Лёха с нею был знаком, даже выпивал, но не более, так как его курдун (мелкий, кривой огурец) её не интересовал. Мадам бала полновластной хозяйкой сего банно-прачечного комбината и, пользуясь своим положением, наглым образом осматривала купающихся гвардейцив, и по заверению самого Лёхи не было у него не единого шанса, но надежда была (надежда умирает последней). Хоть природа и посмеялась над нашим героем ограничивши размер его пятой конечности, но серого вещества было пока в избытке (закон сохранения энергии), вот это вещество и сказало Лёхе, что немедля нужно бежать к гарнизонному сортиру, где молодое пополнение разгружалось домашними пирожками.

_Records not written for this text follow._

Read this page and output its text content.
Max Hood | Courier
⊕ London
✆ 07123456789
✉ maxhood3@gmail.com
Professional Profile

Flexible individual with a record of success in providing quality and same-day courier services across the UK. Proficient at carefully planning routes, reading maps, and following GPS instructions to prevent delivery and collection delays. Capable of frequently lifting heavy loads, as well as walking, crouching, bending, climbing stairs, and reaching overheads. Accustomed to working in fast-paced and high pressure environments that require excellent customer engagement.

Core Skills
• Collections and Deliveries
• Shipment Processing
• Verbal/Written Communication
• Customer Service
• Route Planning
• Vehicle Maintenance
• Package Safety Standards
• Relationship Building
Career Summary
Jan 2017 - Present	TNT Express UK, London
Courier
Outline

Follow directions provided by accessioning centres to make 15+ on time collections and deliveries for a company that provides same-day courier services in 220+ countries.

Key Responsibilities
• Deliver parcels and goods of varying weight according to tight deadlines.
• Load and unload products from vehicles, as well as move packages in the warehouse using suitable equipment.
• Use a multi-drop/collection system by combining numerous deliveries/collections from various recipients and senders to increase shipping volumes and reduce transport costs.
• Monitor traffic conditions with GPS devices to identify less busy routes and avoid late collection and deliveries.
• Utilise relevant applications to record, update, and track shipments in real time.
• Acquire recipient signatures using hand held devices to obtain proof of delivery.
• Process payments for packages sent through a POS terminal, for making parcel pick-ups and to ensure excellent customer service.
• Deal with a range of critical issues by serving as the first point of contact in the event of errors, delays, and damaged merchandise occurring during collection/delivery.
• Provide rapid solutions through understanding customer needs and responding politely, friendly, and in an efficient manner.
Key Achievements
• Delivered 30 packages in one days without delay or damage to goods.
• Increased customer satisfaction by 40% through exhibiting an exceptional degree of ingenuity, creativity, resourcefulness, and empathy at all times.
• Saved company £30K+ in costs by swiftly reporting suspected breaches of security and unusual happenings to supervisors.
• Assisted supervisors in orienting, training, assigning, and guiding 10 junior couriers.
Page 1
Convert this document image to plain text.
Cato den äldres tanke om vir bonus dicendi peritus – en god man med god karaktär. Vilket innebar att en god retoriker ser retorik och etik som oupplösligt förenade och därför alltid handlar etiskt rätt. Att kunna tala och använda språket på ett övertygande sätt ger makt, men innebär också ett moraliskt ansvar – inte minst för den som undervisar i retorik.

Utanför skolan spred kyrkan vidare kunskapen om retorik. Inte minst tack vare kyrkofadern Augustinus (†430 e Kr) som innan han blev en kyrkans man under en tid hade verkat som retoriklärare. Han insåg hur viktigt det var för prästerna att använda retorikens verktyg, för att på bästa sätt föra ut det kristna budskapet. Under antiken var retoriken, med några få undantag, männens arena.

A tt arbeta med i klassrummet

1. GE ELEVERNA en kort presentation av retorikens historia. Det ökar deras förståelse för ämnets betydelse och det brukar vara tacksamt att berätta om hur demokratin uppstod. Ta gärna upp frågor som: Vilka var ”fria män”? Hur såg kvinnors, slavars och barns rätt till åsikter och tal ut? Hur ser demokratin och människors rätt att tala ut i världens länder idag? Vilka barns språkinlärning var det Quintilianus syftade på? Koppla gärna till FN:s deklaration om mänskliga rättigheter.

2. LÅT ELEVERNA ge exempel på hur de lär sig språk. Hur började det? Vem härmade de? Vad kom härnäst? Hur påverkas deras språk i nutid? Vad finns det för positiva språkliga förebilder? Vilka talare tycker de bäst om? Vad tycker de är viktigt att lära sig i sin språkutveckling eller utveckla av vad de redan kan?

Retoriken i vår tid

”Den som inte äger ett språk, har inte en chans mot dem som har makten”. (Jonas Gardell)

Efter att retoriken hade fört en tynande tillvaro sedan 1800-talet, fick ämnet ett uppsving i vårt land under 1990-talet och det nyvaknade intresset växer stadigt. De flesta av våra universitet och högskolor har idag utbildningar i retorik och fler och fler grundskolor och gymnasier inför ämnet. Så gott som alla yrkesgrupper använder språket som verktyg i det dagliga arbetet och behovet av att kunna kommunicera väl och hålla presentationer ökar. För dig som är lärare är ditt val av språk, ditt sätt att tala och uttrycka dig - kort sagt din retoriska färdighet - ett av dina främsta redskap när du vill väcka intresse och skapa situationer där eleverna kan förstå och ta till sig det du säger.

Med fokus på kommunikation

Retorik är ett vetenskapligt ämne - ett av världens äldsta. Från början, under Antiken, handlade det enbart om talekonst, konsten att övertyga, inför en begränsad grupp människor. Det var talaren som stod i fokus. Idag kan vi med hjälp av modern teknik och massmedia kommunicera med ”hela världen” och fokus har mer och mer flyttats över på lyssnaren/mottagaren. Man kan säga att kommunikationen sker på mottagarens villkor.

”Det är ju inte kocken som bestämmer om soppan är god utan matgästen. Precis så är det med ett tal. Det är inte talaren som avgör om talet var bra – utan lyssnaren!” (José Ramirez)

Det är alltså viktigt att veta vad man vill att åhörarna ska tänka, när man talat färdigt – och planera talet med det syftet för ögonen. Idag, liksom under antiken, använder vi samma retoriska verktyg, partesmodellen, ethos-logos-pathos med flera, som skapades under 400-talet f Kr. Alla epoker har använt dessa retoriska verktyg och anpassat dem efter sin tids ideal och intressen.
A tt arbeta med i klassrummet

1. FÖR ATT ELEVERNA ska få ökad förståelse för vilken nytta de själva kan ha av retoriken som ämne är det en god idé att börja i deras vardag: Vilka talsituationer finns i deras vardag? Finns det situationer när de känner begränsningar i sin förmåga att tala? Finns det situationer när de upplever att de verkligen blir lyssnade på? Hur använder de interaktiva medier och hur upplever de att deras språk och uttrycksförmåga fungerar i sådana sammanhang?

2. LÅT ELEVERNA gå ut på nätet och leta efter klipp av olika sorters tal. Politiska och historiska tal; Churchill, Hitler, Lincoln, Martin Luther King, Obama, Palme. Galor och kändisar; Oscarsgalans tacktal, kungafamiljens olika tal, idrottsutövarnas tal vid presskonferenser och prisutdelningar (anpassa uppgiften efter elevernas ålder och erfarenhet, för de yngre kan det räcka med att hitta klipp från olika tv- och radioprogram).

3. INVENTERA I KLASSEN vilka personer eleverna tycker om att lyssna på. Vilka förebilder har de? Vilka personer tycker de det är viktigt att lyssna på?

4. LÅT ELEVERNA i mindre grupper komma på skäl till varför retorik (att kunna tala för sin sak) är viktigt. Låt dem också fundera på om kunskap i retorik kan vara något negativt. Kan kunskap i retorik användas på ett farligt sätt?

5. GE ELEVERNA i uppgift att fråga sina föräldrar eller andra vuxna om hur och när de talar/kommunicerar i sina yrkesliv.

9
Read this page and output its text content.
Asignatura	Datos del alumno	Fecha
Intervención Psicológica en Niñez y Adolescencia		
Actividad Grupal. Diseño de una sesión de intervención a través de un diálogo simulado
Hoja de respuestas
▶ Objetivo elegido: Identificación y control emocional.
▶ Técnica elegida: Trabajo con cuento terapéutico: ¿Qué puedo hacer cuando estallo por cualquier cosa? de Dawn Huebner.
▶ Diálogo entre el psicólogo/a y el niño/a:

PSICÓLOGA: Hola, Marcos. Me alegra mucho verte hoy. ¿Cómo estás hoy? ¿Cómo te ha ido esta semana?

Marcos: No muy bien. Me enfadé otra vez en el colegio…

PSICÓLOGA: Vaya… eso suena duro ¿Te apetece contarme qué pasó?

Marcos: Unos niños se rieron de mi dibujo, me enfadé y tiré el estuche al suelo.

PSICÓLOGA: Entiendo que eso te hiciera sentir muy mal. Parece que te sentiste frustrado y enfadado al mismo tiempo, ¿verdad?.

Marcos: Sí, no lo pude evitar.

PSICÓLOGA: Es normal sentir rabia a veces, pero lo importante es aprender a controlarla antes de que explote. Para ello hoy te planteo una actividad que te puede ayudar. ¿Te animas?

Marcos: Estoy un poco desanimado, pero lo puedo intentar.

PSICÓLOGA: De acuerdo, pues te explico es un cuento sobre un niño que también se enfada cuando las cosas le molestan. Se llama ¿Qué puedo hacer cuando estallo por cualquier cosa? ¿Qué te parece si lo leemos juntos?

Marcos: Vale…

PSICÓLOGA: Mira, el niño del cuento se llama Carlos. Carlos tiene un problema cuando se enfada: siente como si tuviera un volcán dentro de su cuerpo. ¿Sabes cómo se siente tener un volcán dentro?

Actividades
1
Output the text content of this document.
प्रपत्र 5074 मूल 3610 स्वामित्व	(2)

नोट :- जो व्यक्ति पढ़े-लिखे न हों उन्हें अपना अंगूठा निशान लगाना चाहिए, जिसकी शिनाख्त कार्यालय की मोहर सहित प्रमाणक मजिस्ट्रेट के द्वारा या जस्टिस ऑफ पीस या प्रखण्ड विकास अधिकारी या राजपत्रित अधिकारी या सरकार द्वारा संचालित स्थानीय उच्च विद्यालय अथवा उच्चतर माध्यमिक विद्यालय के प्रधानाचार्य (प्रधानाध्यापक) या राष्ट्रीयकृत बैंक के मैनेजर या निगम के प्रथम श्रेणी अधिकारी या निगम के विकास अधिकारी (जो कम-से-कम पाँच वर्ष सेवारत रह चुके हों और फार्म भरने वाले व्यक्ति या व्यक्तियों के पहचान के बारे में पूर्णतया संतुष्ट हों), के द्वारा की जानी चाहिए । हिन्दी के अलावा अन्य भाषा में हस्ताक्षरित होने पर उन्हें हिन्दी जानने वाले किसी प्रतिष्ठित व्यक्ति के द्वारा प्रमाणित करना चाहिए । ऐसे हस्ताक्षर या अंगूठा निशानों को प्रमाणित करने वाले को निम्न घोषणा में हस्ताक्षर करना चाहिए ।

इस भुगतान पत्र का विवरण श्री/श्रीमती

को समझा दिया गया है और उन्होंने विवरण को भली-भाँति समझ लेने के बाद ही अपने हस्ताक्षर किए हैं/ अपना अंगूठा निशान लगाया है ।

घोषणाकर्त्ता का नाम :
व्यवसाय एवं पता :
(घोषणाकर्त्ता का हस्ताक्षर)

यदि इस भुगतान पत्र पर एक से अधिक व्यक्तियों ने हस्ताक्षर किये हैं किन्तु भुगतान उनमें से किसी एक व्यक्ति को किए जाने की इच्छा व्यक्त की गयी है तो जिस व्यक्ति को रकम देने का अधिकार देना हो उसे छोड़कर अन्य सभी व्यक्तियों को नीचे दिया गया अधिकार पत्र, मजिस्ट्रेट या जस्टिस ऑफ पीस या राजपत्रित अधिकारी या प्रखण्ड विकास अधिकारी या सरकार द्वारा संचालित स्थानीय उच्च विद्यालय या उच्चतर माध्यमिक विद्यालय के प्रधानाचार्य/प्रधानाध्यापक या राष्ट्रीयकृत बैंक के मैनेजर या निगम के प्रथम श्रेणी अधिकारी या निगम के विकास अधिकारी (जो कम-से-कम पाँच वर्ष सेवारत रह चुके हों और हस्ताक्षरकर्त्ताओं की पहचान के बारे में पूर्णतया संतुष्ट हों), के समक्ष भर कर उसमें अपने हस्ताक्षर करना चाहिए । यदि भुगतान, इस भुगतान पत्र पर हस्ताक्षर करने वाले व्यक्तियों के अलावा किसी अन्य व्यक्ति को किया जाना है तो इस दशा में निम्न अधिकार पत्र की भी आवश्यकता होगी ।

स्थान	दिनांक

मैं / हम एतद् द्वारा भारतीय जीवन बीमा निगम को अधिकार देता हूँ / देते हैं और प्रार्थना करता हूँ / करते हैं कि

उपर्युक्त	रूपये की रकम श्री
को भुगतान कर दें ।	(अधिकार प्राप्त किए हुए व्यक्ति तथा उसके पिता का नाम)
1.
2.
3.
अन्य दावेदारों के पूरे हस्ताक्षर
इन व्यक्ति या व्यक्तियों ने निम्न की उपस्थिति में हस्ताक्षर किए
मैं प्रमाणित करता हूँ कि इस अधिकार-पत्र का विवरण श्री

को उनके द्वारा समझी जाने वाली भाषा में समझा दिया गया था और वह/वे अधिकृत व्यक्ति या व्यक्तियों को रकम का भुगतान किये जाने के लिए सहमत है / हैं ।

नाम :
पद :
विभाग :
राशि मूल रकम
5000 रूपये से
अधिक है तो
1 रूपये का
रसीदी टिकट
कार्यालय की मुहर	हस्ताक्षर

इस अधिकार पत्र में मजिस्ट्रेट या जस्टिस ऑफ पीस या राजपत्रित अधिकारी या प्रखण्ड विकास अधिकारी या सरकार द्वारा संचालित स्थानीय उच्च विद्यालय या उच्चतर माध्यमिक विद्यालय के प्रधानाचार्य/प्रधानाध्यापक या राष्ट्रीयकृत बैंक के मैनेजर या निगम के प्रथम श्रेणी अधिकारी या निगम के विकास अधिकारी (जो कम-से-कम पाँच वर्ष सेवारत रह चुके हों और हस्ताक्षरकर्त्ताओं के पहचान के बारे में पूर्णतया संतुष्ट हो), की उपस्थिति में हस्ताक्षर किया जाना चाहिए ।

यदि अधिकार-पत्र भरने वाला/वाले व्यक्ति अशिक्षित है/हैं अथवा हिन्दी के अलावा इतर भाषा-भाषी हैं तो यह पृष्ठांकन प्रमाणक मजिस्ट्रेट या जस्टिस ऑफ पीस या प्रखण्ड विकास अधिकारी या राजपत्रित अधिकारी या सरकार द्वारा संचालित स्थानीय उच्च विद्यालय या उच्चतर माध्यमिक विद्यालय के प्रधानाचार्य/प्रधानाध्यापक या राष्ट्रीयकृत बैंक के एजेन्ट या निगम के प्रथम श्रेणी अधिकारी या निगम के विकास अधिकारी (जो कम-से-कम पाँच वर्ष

Надо сказать что советска власть уделяла внимание больше вооружению чем быту в СА (служить призваны, а не срать), и солдатские сортиры того времени не отличались большим изыском (я то-же такими пользовался), представляли из себя типовое кирпичное строение с бетонным полом в котором зияли прямоугольные "очки", огороженные друг от друга метровой в высоту кирпичной кладкой двери вообче не были предусмотрены (кого стесняца).
Вот Лёха и решил, что сие поможет ему отыскать нужный экземпляр ключа. Как оказалось его и искать не надо, двое Лёхиных дружков, которые обладали всем, окромя мозгов (в армии они не всем нужны), стояли с округлыми глазами напротив одной из "кабинок" и показывали туда пальцами, а в ней восседал лысый рекрут, у которого требуемый ключ к каптёрке был такой величины, что край ёго исчезал где-то там в "очке".
Перепуганного, ничего, не соображающего новобранца поволокли в баню, где он был представлен хозяйке, а так же предложены условия договора, по которым Лёха заполучит пару белоснежных кальсон нужного размеру. Каптерщица сказала что "конёк" не объезженный, надо его ещё проверить, и на это ей надо часок. "Кабы не надула", - подумал Лёха, с надеждой смотря на замочную скважину, но хитрая бабёнка выперла их вообче из бани и закрыла на засов дверь, напоследок наказав сходить передать, что парняга помогает комплектовать бельё для пополнения. "Щас", - сказал Лёха, - "разбежался", с тоской глядя на окна второго этажа, и принялся лихорадочно искать выход из положения, который валялся за баней в виде длинной гниловатой лестницы. По утверждению самого Лехи его, как истинного художника, в отличие от подельников, порнуха не интересовала (лукавил змей, знал про лестницу) - ну может был грешок, и то ради натуры к будущим картинам (художнику усё треба знать), но здесь могли и кинуть так шо требовались факты.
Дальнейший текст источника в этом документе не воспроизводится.